Title:Optimization of generator coordinate method with machine-learning algorithms for nuclear spectra and neutrinoless double-beta decay

Abstract:The generator coordinate method (GCM) is an important tool of choice for modeling large-amplitude collective motion in atomic nuclei. Recently, it has attracted increasing interest as it can be exploited to extend ab initio methods to the description of collective excitations of medium-mass and heavy deformed nuclei, as well as the nuclear matrix elements (NME) of candidates for neutrinoless double-beta (NLDBD) decay. The computational complexity of the GCM increases rapidly with the number of collective coordinates. It imposes a strong restriction on the applicability of the method. We aim to exploit machine learning (ML) algorithms to speed up GCM calculations and ultimately provide a more efficient description of nuclear energy spectra and other observables such as the NME of NLDBD decay without loss of accuracy. To speed up GCM calculations, we propose a subspace reduction algorithm that employs optimized ML models as surrogates for exact quantum-number projection calculations for norm and Hamiltonian kernels. The model space of the original GCM is reduced to a subspace relevant for nuclear low energy spectra and the NME of ground state to ground state $0\nu\beta\beta$ decay based on the orthogonality condition (OC) and the energy transition-orthogonality procedure (ENTROP), respectively.

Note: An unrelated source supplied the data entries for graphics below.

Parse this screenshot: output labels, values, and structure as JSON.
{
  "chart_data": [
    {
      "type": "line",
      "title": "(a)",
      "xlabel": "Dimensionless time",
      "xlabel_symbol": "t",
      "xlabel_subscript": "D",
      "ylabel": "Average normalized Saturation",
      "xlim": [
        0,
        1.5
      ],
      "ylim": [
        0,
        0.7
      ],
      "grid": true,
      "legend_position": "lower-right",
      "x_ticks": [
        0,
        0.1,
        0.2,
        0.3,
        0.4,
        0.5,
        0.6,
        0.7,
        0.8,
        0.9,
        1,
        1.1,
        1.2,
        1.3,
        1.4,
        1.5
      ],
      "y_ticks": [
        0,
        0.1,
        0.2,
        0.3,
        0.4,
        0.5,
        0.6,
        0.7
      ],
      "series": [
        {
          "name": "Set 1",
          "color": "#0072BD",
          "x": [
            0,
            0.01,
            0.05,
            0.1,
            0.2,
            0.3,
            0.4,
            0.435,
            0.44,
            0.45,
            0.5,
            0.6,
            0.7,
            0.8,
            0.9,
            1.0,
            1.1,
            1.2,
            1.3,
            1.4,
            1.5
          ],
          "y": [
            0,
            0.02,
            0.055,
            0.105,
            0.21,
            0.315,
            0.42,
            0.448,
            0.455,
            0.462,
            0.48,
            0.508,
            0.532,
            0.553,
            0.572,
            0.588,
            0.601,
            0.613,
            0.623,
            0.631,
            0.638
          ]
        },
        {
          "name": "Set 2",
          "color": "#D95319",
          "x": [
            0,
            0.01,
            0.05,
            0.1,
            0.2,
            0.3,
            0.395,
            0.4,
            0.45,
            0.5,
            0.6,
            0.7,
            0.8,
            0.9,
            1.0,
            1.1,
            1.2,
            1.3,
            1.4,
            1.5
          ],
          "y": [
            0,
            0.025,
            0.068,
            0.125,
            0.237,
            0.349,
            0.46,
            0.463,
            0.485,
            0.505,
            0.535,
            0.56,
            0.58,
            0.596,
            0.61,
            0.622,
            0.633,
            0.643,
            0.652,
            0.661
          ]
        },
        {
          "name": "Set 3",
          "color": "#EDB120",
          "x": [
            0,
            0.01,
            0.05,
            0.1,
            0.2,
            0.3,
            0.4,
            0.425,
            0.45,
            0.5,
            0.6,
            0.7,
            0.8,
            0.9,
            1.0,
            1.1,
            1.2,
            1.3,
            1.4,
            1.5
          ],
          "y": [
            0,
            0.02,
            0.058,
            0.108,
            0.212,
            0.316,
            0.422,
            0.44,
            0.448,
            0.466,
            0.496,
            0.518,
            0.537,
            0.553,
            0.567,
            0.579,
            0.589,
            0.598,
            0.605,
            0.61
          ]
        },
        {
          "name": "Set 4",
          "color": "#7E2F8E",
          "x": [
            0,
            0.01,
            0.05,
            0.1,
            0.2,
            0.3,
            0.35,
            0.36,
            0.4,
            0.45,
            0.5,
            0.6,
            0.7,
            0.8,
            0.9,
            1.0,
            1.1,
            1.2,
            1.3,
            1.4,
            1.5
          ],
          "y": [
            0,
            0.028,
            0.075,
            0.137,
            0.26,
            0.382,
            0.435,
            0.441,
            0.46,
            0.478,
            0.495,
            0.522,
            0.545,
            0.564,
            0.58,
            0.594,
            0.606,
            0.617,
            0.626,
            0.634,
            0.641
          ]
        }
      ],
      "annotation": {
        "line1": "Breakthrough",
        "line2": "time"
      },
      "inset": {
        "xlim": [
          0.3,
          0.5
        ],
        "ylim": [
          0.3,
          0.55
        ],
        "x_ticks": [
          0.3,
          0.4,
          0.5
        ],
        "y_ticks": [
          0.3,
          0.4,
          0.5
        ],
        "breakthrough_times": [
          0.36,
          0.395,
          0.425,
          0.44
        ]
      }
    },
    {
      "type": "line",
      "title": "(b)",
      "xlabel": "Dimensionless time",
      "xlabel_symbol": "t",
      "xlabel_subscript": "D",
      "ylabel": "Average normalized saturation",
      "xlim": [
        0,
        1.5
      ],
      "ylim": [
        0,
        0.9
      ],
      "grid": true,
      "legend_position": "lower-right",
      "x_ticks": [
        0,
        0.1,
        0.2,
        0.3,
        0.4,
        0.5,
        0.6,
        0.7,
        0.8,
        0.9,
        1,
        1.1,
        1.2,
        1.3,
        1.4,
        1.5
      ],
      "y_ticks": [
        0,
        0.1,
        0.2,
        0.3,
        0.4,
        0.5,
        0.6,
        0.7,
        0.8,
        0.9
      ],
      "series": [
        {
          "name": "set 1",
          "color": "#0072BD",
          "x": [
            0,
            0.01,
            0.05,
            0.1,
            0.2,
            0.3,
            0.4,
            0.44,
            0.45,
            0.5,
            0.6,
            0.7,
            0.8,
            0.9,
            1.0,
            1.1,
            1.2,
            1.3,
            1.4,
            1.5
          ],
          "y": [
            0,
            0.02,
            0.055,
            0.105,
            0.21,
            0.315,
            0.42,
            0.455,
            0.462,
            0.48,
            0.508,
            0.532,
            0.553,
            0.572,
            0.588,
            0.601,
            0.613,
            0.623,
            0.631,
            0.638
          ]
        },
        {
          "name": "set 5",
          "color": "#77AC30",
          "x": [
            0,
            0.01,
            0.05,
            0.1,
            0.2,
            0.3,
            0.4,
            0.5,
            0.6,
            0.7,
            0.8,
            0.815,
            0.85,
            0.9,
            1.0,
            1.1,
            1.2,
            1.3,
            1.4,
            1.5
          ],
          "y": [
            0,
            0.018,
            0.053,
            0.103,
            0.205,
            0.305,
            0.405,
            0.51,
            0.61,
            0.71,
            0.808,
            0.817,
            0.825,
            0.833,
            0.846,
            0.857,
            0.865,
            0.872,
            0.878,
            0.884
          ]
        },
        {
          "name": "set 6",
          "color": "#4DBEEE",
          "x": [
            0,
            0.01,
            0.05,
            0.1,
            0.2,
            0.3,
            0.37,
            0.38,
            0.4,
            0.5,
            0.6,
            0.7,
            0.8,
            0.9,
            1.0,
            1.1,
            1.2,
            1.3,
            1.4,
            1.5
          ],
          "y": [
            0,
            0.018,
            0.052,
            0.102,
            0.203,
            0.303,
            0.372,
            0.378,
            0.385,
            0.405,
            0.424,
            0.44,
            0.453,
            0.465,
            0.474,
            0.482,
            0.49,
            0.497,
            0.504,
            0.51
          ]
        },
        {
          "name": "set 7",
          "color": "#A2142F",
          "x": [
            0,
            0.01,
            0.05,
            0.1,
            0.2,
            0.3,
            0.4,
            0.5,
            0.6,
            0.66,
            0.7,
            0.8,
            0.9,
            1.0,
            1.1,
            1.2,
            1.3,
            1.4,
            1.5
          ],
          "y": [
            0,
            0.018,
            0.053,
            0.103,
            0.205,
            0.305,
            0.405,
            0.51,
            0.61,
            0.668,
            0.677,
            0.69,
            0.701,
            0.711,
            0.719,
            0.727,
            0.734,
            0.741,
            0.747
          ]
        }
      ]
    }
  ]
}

For simplicity, a polynomial regression algorithm is used to learn the norm and Hamiltonian kernels. The efficiency and accuracy of this algorithm are illustrated for 76Ge and 76Se by comparing results obtained using the ML models to direct GCM calculations. The results show that the performance of the GCM+OC/ENTROP+ML is more robust than that of the GCM+ML alone, and the former can reproduce the results of the original GCM calculation rather accurately with a significantly reduced computational cost.